Wacker, who had boarded a ferry at Zeebrugge with his lorry, closed the only air vent to the refrigerated container when the ferry left the port and "sealed the fate" of the 58 men and women.

They had about five hours of oxygen for a journey that would take more than six, and, as they suffocated, Wacker ate a meal of roast lamb and rice and watched television on an upper deck.

In their final minutes in the back of the lorry, the group gave up banging on the walls and calling out for help, and panic gave way to resignation. Piecing together what happened next, Kent Police said in a harrowing statement: "They settled down, held hands and ate tomatoes because in China it is believed that you should not die on an empty stomach. You should not be a hungry ghost."

Wacker would have been paid about 1,000 guilders (£300 sterling) for transporting each immigrant, about £17,500 in total. But that was only a fraction of the £1.2 million the immigrants paid to the Chinese Snakehead gang to smuggle them from China to Europe with the promise of a better life.

The immigrants had paid the gang deposits of up to 10,000 RMB (about £10,000) which in the case of one of the survivors, Mr Ke Su Di, was the equivalent of 10 months' wages. The remaining payment of 20,000RMB was payable on arrival in Britain, with the explicit threat of violence against them or their families if they did not come up with the money.

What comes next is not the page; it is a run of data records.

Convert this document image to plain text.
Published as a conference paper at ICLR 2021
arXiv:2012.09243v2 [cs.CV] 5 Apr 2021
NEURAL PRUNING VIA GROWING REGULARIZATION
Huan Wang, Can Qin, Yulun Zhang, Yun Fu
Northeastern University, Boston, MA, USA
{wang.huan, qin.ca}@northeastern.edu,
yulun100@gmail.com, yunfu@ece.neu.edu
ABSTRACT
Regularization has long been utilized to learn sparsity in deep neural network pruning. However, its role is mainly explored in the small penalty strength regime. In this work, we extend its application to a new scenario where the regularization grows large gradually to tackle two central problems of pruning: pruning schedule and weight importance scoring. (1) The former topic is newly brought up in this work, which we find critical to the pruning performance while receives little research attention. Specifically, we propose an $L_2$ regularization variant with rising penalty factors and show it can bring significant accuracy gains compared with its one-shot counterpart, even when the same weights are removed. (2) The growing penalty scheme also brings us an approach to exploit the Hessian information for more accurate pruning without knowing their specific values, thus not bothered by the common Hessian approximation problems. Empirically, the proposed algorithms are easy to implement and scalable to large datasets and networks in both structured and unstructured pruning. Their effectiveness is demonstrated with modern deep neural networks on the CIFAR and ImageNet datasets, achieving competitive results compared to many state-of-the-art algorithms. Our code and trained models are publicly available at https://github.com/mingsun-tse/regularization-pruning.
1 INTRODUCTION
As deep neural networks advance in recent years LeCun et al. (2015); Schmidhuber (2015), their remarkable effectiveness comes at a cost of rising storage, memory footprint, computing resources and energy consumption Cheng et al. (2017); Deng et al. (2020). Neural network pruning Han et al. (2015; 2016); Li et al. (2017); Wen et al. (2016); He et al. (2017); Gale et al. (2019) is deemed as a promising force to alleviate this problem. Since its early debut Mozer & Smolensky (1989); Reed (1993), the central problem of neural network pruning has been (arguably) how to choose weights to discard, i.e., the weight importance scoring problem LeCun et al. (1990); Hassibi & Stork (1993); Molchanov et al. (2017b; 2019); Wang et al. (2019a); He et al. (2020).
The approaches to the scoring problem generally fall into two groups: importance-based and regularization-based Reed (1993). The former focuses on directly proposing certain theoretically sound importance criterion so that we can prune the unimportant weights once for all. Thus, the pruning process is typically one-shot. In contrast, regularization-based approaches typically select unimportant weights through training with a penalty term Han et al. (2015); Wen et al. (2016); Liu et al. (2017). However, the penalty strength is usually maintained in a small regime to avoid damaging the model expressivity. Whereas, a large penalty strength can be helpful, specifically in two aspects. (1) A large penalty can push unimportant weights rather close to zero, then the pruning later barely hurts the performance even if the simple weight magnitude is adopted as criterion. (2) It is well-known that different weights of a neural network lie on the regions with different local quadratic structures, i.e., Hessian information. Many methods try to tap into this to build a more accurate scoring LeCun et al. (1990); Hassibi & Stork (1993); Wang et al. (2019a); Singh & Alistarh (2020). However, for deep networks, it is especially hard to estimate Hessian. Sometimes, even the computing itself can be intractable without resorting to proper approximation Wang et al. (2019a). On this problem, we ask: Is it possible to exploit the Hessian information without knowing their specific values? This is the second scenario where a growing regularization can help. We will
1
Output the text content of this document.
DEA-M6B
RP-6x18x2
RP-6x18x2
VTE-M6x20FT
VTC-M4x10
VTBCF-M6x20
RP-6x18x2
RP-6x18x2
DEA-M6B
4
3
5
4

Passing sentence on Wacker and Guo, Mr Justice Moses said people involved in human trafficking were committing a serious, organised crime: "They demonstrate cynical exploitation of those that do not know better or those that want to better themselves."

Speaking at a press conference after the verdict, one of the Kent Police officers who led the eight-month investigation, Det Chief Insp Bob Nelson, said Wacker was "much more than a driver" and knew he was carrying a human cargo. Pouring scorn on the Snakeheads with their promises of a life of "fast cars and large houses", Mr Nelson said they were motivated by one thing, money.